Five-year-old DNAFit sells a test that profiles an individual’s DNA to help them to figure out the fitness and nutrition setup that is best suited to them. DNAFit’s kits — which cost up to £249 ($350) and take 10 days for results — are sold online and via employee packages.
The company said it has sold its product to “several hundred thousand” people. High-profile backers include Olympic gold medal-winning British athlete Greg Rutherford, who said the results helped him make “clear, informed decisions” on his training regime.
Prenetics has been considering global expansion options for some time, and this acquisition gets its foot in the door in new markets while also tackling the consumer health market, too.
“We definitely plan on investing and growing our reach in Europe for the DNAFit business.
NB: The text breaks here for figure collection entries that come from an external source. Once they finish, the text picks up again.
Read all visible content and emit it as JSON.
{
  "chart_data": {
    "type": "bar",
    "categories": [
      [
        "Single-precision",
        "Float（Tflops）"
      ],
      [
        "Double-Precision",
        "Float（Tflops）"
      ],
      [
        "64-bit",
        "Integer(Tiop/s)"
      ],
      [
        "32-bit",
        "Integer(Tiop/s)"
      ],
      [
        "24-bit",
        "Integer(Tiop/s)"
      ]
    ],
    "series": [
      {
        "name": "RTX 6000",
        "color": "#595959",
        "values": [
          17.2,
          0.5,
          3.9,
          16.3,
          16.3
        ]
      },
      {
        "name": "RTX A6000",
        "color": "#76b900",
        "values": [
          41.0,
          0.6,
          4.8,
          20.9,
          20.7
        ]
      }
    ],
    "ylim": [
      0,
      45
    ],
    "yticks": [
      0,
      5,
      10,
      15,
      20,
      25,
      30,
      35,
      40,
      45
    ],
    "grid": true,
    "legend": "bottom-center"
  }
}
In addition, Prenetics International will be focused on a B2B with insurers and for corporates,” Prenetics CEO Danny Yeung told TechCrunch via email.
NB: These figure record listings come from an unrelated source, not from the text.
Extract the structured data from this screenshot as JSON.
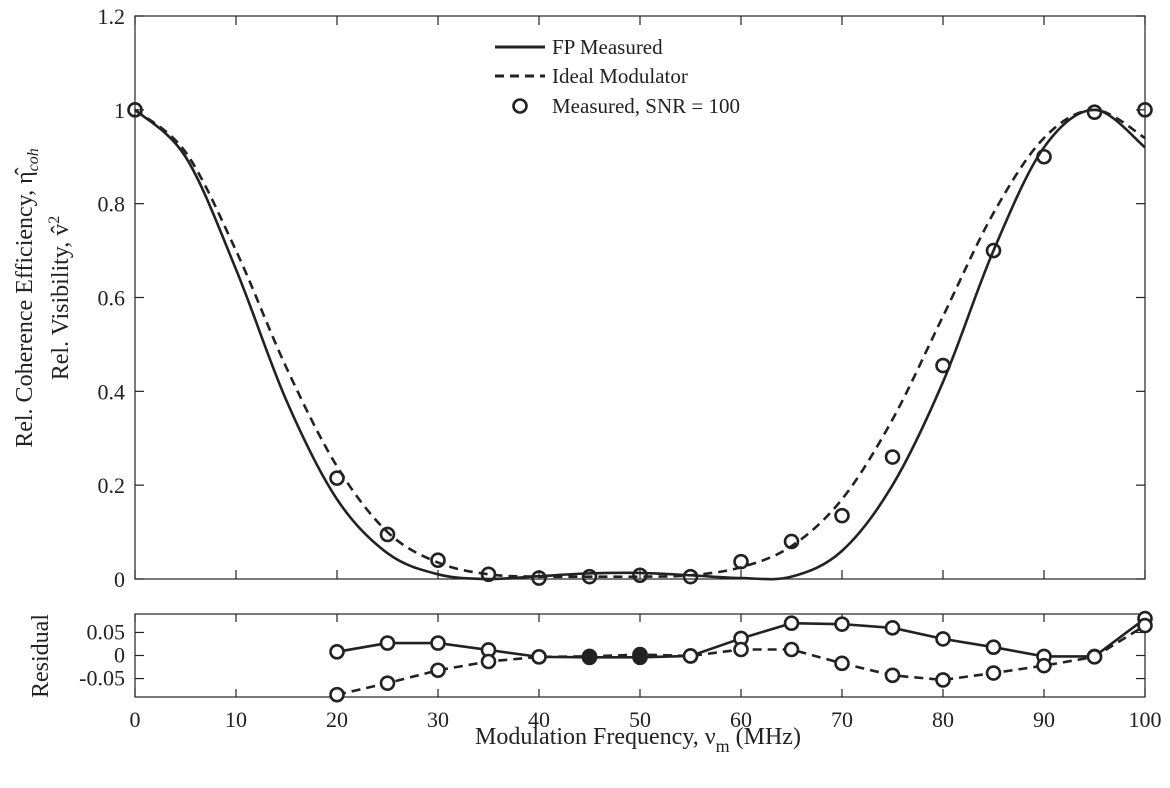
{
  "chart_data": [
    {
      "type": "line",
      "panel": "main",
      "ylabel_line1": "Rel. Coherence Efficiency, η̂",
      "ylabel_line1_sub": "coh",
      "ylabel_line2": "Rel. Visibility, v̂",
      "ylabel_line2_sup": "2",
      "xlim": [
        0,
        100
      ],
      "ylim": [
        0,
        1.2
      ],
      "yticks": [
        "0",
        "0.2",
        "0.4",
        "0.6",
        "0.8",
        "1",
        "1.2"
      ],
      "grid": false,
      "legend_placement": "top-center",
      "legend": [
        "FP Measured",
        "Ideal Modulator",
        "Measured, SNR = 100"
      ],
      "series": [
        {
          "name": "FP Measured",
          "style": "solid",
          "x": [
            0,
            5,
            10,
            15,
            20,
            25,
            30,
            35,
            40,
            45,
            50,
            55,
            60,
            65,
            70,
            75,
            80,
            85,
            90,
            95,
            100
          ],
          "y": [
            1.0,
            0.9,
            0.66,
            0.38,
            0.17,
            0.055,
            0.01,
            0.0,
            0.006,
            0.012,
            0.013,
            0.008,
            0.002,
            0.005,
            0.06,
            0.2,
            0.42,
            0.7,
            0.92,
            1.0,
            0.92
          ]
        },
        {
          "name": "Ideal Modulator",
          "style": "dashed",
          "x": [
            0,
            5,
            10,
            15,
            20,
            25,
            30,
            35,
            40,
            45,
            50,
            55,
            60,
            65,
            70,
            75,
            80,
            85,
            90,
            95,
            100
          ],
          "y": [
            1.0,
            0.91,
            0.7,
            0.45,
            0.24,
            0.1,
            0.035,
            0.01,
            0.005,
            0.005,
            0.005,
            0.008,
            0.025,
            0.07,
            0.17,
            0.34,
            0.56,
            0.78,
            0.94,
            1.0,
            0.94
          ]
        },
        {
          "name": "Measured, SNR = 100",
          "style": "markers",
          "x": [
            0,
            20,
            25,
            30,
            35,
            40,
            45,
            50,
            55,
            60,
            65,
            70,
            75,
            80,
            85,
            90,
            95,
            100
          ],
          "y": [
            1.0,
            0.215,
            0.095,
            0.04,
            0.01,
            0.002,
            0.005,
            0.008,
            0.005,
            0.037,
            0.08,
            0.135,
            0.26,
            0.455,
            0.7,
            0.9,
            0.995,
            1.0
          ]
        }
      ]
    },
    {
      "type": "line",
      "panel": "residual",
      "ylabel": "Residual",
      "xlabel": "Modulation Frequency, ν",
      "xlabel_sub": "m",
      "xlabel_suffix": " (MHz)",
      "xlim": [
        0,
        100
      ],
      "ylim": [
        -0.09,
        0.09
      ],
      "xticks": [
        "0",
        "10",
        "20",
        "30",
        "40",
        "50",
        "60",
        "70",
        "80",
        "90",
        "100"
      ],
      "yticks": [
        "0.05",
        "0",
        "-0.05"
      ],
      "grid": false,
      "series": [
        {
          "style": "solid-markers",
          "x": [
            20,
            25,
            30,
            35,
            40,
            45,
            50,
            55,
            60,
            65,
            70,
            75,
            80,
            85,
            90,
            95,
            100
          ],
          "y": [
            0.008,
            0.027,
            0.027,
            0.012,
            -0.003,
            -0.004,
            -0.004,
            -0.001,
            0.037,
            0.07,
            0.068,
            0.06,
            0.036,
            0.018,
            -0.002,
            -0.002,
            0.08
          ]
        },
        {
          "style": "dashed-markers",
          "x": [
            20,
            25,
            30,
            35,
            40,
            45,
            50,
            55,
            60,
            65,
            70,
            75,
            80,
            85,
            90,
            95,
            100
          ],
          "y": [
            -0.085,
            -0.06,
            -0.032,
            -0.013,
            -0.003,
            -0.002,
            0.002,
            -0.001,
            0.013,
            0.013,
            -0.017,
            -0.043,
            -0.053,
            -0.038,
            -0.022,
            -0.003,
            0.065
          ]
        },
        {
          "style": "filled-markers",
          "x": [
            45,
            50
          ],
          "y": [
            -0.004,
            0.001
          ]
        }
      ]
    }
  ]
}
“At the same time, DNAFit is a partner for [fitness company] Helix in the U.S., thus we plan on investing further on customer acquisition and growing our reach in the U.S.,” Yeung added. “We are extremely excited at the potential to bring DNA testing to a global market, making an impact on the lives of many.”
Also in the U.S., an offer for 23andMe customers allows them to use their results and pay $79 for DNAFit.
The deal sees DNAFit CEO Avi Lasarow becomes CEO of Prenetics International, a newly formed business unit, with Yeung CEO of parent company Prenetics Group. DNAFit itself will continue to run under its existing brand, both companies confirmed.
This marks the first piece of acquisition for Prenetics, which last year closed a $40 million Series B funding round led by Beyond Ventures and Alibaba Hong Kong Entrepreneurs Fund. Yeung told us at the time that a portion of that capital would be reserved for meaningful acquisitions as the startup aims to go beyond its early focus on China, Hong Kong and Southeast Asia. At the time of that funding, which happened in October, Yeung said Prenetics had processed 200,000 DNA samples.
Prenetics started out as ‘Multigene’ in 2009 when it span out from Hong Kong’s City University. Yeung joined the firm as CEO in 2014, after leaving Groupon following its acquisition of his Hong Kong startup uBuyiBuy, and it has been in startup mode since then. Prenetics has raised over $52 million from investors which, aside from Alibaba, include 500 Startups, Venturra Capital and Chinese insurance giant Ping An.